Roughly 15 minutes later, Collins, who was attending the Congressional Picnic at the White House, began making calls to his son. The first six calls were missed but Chris Collins was apparently able to reach Cameron on the seventh try.
The results of the drug trial went public on June 26 and the following day, Innate’s stock plummeted by more than 92 percent.
A congressional investigation surrounded whether Collins had inappropriately promoted the company to a number of friends, including fellow members of Congress, who bought stock in it. That complaint had been referred to the House Committee on Ethics.
Innate Immunotherapies is aware of the indictment and "wishes to advice that it has cooperated fully with requests for information made to it by the U.S. Securities and Exchange Commission. The Company and its directors/officers (excepting Mr. Collins) are not under investigation. The Company considers the ongoing investigation to be a private matter to Mr. Collins."

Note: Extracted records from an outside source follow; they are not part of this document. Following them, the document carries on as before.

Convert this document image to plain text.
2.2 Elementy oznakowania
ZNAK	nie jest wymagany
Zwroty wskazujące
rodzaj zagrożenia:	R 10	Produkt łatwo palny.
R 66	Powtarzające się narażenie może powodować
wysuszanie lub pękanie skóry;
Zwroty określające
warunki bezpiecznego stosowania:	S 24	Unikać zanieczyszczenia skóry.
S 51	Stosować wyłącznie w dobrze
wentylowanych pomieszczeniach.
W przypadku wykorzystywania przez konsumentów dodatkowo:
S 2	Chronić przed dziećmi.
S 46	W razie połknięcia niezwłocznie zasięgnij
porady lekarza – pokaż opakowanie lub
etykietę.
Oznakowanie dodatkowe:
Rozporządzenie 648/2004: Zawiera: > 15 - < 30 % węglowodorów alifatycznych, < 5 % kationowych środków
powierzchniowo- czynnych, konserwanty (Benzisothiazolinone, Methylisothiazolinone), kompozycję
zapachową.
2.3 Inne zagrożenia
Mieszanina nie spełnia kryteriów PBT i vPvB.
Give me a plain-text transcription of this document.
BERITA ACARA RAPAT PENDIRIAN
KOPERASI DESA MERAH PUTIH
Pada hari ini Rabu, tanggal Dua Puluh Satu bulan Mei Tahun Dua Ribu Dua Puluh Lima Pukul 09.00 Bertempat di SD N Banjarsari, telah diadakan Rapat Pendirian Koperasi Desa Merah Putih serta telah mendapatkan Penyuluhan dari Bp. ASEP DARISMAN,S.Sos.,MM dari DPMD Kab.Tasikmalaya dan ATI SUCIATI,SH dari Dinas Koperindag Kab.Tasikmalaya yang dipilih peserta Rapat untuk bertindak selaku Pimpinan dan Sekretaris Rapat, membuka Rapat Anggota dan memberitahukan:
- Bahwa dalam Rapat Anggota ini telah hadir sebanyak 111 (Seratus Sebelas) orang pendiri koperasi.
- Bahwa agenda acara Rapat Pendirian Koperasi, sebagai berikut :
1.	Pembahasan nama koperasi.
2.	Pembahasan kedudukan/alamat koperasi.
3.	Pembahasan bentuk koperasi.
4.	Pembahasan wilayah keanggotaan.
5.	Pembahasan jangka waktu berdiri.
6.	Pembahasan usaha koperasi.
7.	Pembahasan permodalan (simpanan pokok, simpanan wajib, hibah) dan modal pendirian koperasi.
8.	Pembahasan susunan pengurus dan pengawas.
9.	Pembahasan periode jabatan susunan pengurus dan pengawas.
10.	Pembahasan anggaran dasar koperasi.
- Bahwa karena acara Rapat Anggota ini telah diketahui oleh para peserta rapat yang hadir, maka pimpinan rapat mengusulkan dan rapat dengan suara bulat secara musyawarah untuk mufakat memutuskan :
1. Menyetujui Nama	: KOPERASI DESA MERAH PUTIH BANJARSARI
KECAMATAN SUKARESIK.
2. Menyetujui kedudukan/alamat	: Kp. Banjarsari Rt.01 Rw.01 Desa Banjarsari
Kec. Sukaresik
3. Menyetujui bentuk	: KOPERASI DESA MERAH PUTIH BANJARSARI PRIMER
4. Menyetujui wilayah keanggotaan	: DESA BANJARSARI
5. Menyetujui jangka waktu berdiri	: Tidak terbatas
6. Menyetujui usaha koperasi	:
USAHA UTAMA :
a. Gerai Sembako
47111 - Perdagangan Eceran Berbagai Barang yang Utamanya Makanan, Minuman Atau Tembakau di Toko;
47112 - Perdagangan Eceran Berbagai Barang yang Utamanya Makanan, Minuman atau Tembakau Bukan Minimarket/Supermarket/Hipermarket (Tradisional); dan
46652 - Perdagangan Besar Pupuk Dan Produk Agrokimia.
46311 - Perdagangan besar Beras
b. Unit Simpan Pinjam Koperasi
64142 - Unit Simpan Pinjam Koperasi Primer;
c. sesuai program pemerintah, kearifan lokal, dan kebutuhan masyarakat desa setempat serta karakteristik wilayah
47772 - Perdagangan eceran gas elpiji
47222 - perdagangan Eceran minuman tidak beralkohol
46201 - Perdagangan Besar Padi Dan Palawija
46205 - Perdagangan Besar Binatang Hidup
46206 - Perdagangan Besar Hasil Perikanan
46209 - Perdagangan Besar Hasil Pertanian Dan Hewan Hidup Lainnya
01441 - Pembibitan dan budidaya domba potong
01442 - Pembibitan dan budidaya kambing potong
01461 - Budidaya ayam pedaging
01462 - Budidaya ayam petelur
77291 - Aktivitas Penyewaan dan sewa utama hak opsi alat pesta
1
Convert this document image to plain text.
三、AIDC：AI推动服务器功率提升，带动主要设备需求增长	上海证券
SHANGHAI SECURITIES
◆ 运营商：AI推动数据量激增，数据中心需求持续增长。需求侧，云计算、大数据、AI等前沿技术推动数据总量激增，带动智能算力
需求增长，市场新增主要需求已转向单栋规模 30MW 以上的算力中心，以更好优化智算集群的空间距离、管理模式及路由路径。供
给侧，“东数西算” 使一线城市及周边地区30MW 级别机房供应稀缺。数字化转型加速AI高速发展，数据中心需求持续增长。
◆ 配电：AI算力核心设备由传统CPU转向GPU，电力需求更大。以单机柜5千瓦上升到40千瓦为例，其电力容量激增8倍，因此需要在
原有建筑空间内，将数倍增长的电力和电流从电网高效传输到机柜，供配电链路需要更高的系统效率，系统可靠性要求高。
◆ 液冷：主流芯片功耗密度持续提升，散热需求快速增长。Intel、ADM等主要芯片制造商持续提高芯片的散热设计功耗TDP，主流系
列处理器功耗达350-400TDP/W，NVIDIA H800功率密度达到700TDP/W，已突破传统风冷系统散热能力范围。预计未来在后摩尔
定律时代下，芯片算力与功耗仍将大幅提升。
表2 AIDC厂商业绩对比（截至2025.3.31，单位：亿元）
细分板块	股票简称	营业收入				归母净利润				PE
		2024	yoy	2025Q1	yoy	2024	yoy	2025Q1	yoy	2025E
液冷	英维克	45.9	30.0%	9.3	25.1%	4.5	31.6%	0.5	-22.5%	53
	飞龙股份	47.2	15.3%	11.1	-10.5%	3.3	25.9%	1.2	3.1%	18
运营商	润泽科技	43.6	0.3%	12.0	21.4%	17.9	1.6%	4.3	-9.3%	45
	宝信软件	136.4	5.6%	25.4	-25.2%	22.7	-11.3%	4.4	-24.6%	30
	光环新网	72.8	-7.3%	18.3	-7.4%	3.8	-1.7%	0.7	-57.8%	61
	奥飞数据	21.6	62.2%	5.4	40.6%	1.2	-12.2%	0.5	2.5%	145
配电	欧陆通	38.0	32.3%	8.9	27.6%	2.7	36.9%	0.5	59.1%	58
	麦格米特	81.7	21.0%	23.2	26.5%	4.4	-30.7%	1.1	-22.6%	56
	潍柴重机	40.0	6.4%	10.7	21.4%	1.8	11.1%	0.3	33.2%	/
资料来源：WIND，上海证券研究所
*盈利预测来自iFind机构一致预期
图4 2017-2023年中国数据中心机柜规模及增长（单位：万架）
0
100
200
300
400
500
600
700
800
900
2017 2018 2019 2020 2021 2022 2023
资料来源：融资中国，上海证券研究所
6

The company adds that Collins retired from Innate in early May and "is no longer involved with the governance of the Company."
Collins has maintained throughout the congressional investigation that he did nothing wrong. No other members of Congress appear to be named in the indictment.
Collins faces Democrat and Grand Island Town Supervisor Nate McMurray, who has consistently pointed out Collins' ties to President Donald Trump, in the upcoming fall election.